In Rachmaninoff, there are passing chords: One set of chords, changing quickly, over another set of chords, moving slowly underneath.

One is reminded of Doc in John Steinbeck’s “Sweet Thursday.” At his microscope, Doc sees the paramecia wiggle under the lens and hears it as a surface voice, a kind of soprano, carrying the tune, but he also hears a second voice, that is the voice of all life, not just the microscopic ones he is observing. And yet, under it all is a profound bass that says to him, “lonesome, lonesome.”

Those piled harmonies in Rachmaninoff say something very like.

And far from being a failed Tchaikovsky, Rachmaninoff sounds like no one else in music. His musical voice is as distinct as Beethoven’s or Debussy’s.

Those who complain about a facile emotion in Rachmaninoff are mistaking emotion for sentimentality. All real art is about emotion on some level.

But sentimentality is pretending to feel the emotions you’re “supposed” to feel. Rachmaninoff’s emotions are never pretend. For Rachmaninoff, the longing is real. The nostalgia is for something he actually lost.
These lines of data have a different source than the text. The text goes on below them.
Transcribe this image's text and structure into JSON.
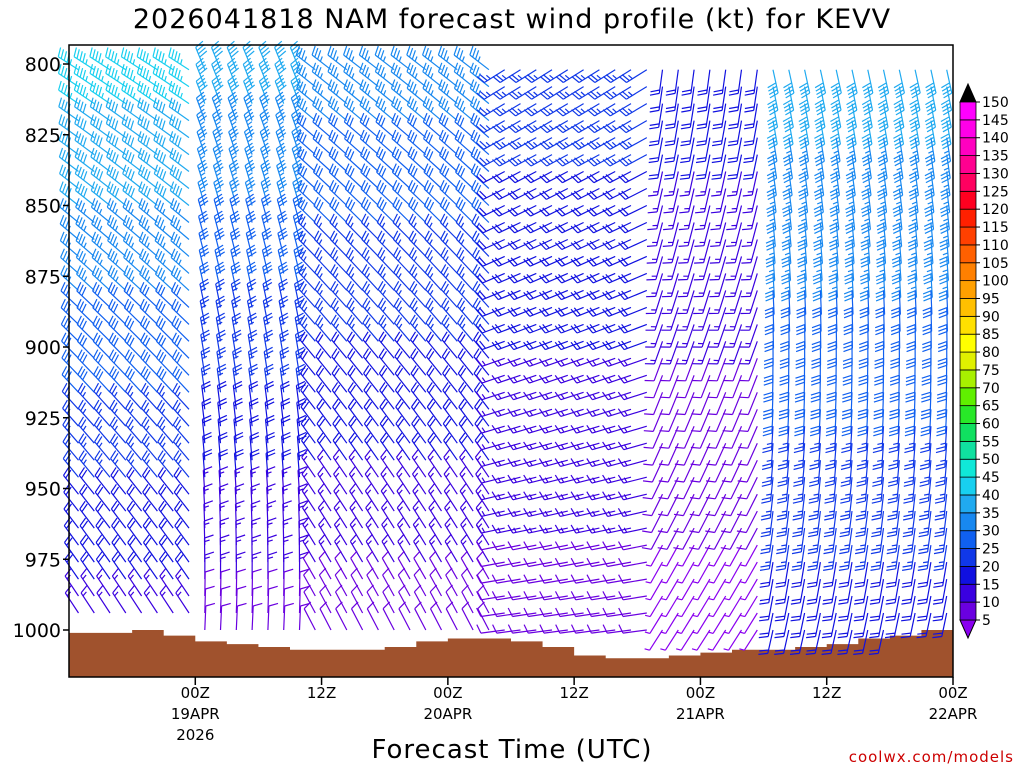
{
  "chart_data": {
    "type": "wind-barb-time-height",
    "title": "2026041818 NAM forecast wind profile (kt) for KEVV",
    "xlabel": "Forecast Time (UTC)",
    "ylabel": "",
    "credit": "coolwx.com/models",
    "y_axis": {
      "reversed": true,
      "ylim": [
        800,
        1020
      ],
      "ticks": [
        "800",
        "825",
        "850",
        "875",
        "900",
        "925",
        "950",
        "975",
        "1000"
      ],
      "tick_values": [
        800,
        825,
        850,
        875,
        900,
        925,
        950,
        975,
        1000
      ]
    },
    "x_axis": {
      "xlim_hours_from_init": [
        -6,
        78
      ],
      "ticks": [
        {
          "hour": 6,
          "time": "00Z",
          "date": "19APR",
          "year": "2026"
        },
        {
          "hour": 18,
          "time": "12Z",
          "date": "",
          "year": ""
        },
        {
          "hour": 30,
          "time": "00Z",
          "date": "20APR",
          "year": ""
        },
        {
          "hour": 42,
          "time": "12Z",
          "date": "",
          "year": ""
        },
        {
          "hour": 54,
          "time": "00Z",
          "date": "21APR",
          "year": ""
        },
        {
          "hour": 66,
          "time": "12Z",
          "date": "",
          "year": ""
        },
        {
          "hour": 78,
          "time": "00Z",
          "date": "22APR",
          "year": ""
        }
      ]
    },
    "colorbar": {
      "units": "kt",
      "labels": [
        "5",
        "10",
        "15",
        "20",
        "25",
        "30",
        "35",
        "40",
        "45",
        "50",
        "55",
        "60",
        "65",
        "70",
        "75",
        "80",
        "85",
        "90",
        "95",
        "100",
        "105",
        "110",
        "115",
        "120",
        "125",
        "130",
        "135",
        "140",
        "145",
        "150"
      ],
      "colors": [
        "#8a00f0",
        "#6a00e0",
        "#3a00e0",
        "#1010e0",
        "#1038e8",
        "#1060f0",
        "#1888f0",
        "#20aaf0",
        "#18d0f0",
        "#10e8d8",
        "#10e0a0",
        "#10e060",
        "#28e828",
        "#60f000",
        "#a8f000",
        "#e0f000",
        "#ffff00",
        "#ffe000",
        "#ffc000",
        "#ffa000",
        "#ff8000",
        "#ff6000",
        "#ff4000",
        "#ff2000",
        "#ff0020",
        "#ff0060",
        "#ff0090",
        "#ff00c0",
        "#ff00e8",
        "#ff00ff"
      ],
      "extend_low_color": "#8a00f0",
      "extend_high_color": "#000000"
    },
    "ground_color": "#a0522d",
    "surface_pressure": [
      {
        "hour": -6,
        "p": 1001
      },
      {
        "hour": 0,
        "p": 1000
      },
      {
        "hour": 3,
        "p": 1002
      },
      {
        "hour": 6,
        "p": 1004
      },
      {
        "hour": 9,
        "p": 1005
      },
      {
        "hour": 12,
        "p": 1006
      },
      {
        "hour": 15,
        "p": 1007
      },
      {
        "hour": 18,
        "p": 1007
      },
      {
        "hour": 21,
        "p": 1007
      },
      {
        "hour": 24,
        "p": 1006
      },
      {
        "hour": 27,
        "p": 1004
      },
      {
        "hour": 30,
        "p": 1003
      },
      {
        "hour": 33,
        "p": 1003
      },
      {
        "hour": 36,
        "p": 1004
      },
      {
        "hour": 39,
        "p": 1006
      },
      {
        "hour": 42,
        "p": 1009
      },
      {
        "hour": 45,
        "p": 1010
      },
      {
        "hour": 48,
        "p": 1010
      },
      {
        "hour": 51,
        "p": 1009
      },
      {
        "hour": 54,
        "p": 1008
      },
      {
        "hour": 57,
        "p": 1007
      },
      {
        "hour": 60,
        "p": 1007
      },
      {
        "hour": 63,
        "p": 1006
      },
      {
        "hour": 66,
        "p": 1005
      },
      {
        "hour": 69,
        "p": 1003
      },
      {
        "hour": 72,
        "p": 1002
      },
      {
        "hour": 75,
        "p": 1000
      },
      {
        "hour": 78,
        "p": 1000
      }
    ],
    "wind_time_step_hours": 1.5,
    "wind_levels": [
      802,
      808,
      814,
      820,
      826,
      832,
      838,
      844,
      850,
      856,
      862,
      868,
      874,
      880,
      886,
      892,
      898,
      904,
      910,
      916,
      922,
      928,
      934,
      940,
      946,
      952,
      958,
      964,
      970,
      976,
      982,
      988,
      994,
      1000
    ],
    "wind_regimes": [
      {
        "hours": [
          -6,
          6
        ],
        "dir": 315,
        "speed_top": 45,
        "speed_bottom": 15
      },
      {
        "hours": [
          6,
          16
        ],
        "dir": 350,
        "speed_top": 40,
        "speed_bottom": 10
      },
      {
        "hours": [
          16,
          34
        ],
        "dir": 320,
        "speed_top": 35,
        "speed_bottom": 10
      },
      {
        "hours": [
          34,
          50
        ],
        "dir": 250,
        "speed_top": 25,
        "speed_bottom": 10
      },
      {
        "hours": [
          50,
          60
        ],
        "dir": 200,
        "speed_top": 20,
        "speed_bottom": 5
      },
      {
        "hours": [
          60,
          78
        ],
        "dir": 180,
        "speed_top": 40,
        "speed_bottom": 20
      }
    ]
  }
}
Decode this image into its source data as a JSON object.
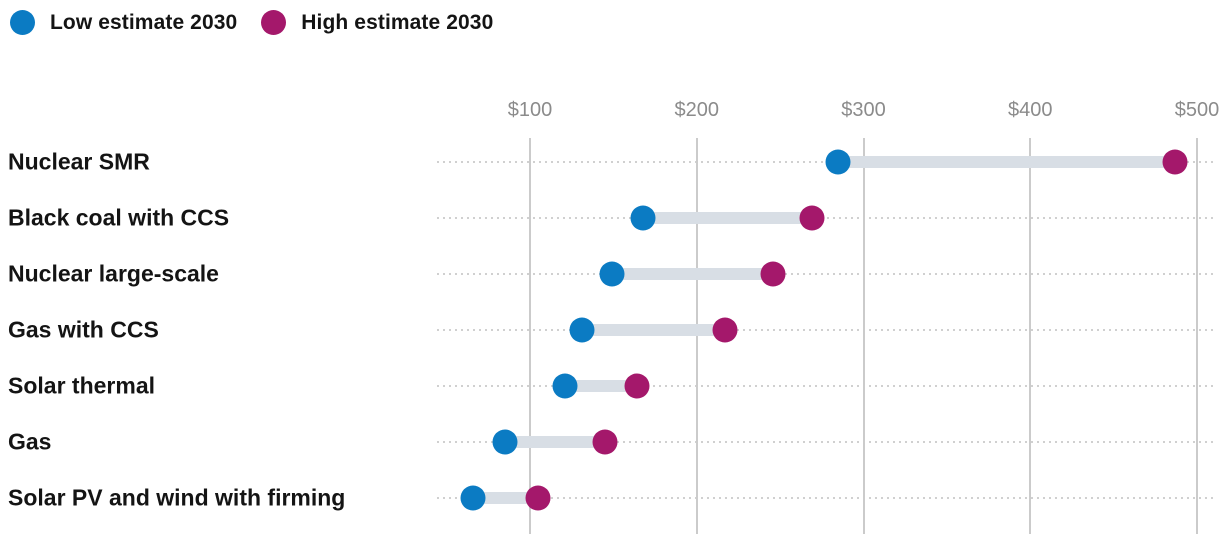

“It’s all about his heart and his feelings,” Kern says.

Exile left Rachmaninoff longing for his home.

“I grew up with grandparents, in a summer house close to the place where Rachmaninoff was born, not far from Novgorod — which is the oldest city in Russia,” she says. “And nature there is so endless. Land, land, land, with different colors of flowers and very green, and beautiful forests with different berries and different fruits.

“In summertime, it is just gorgeous, with beautiful lakes and rivers, and all this he was missing very much.

“It is very important to have a big heart to play his music.”

And that is what audiences have recognized for more than a century.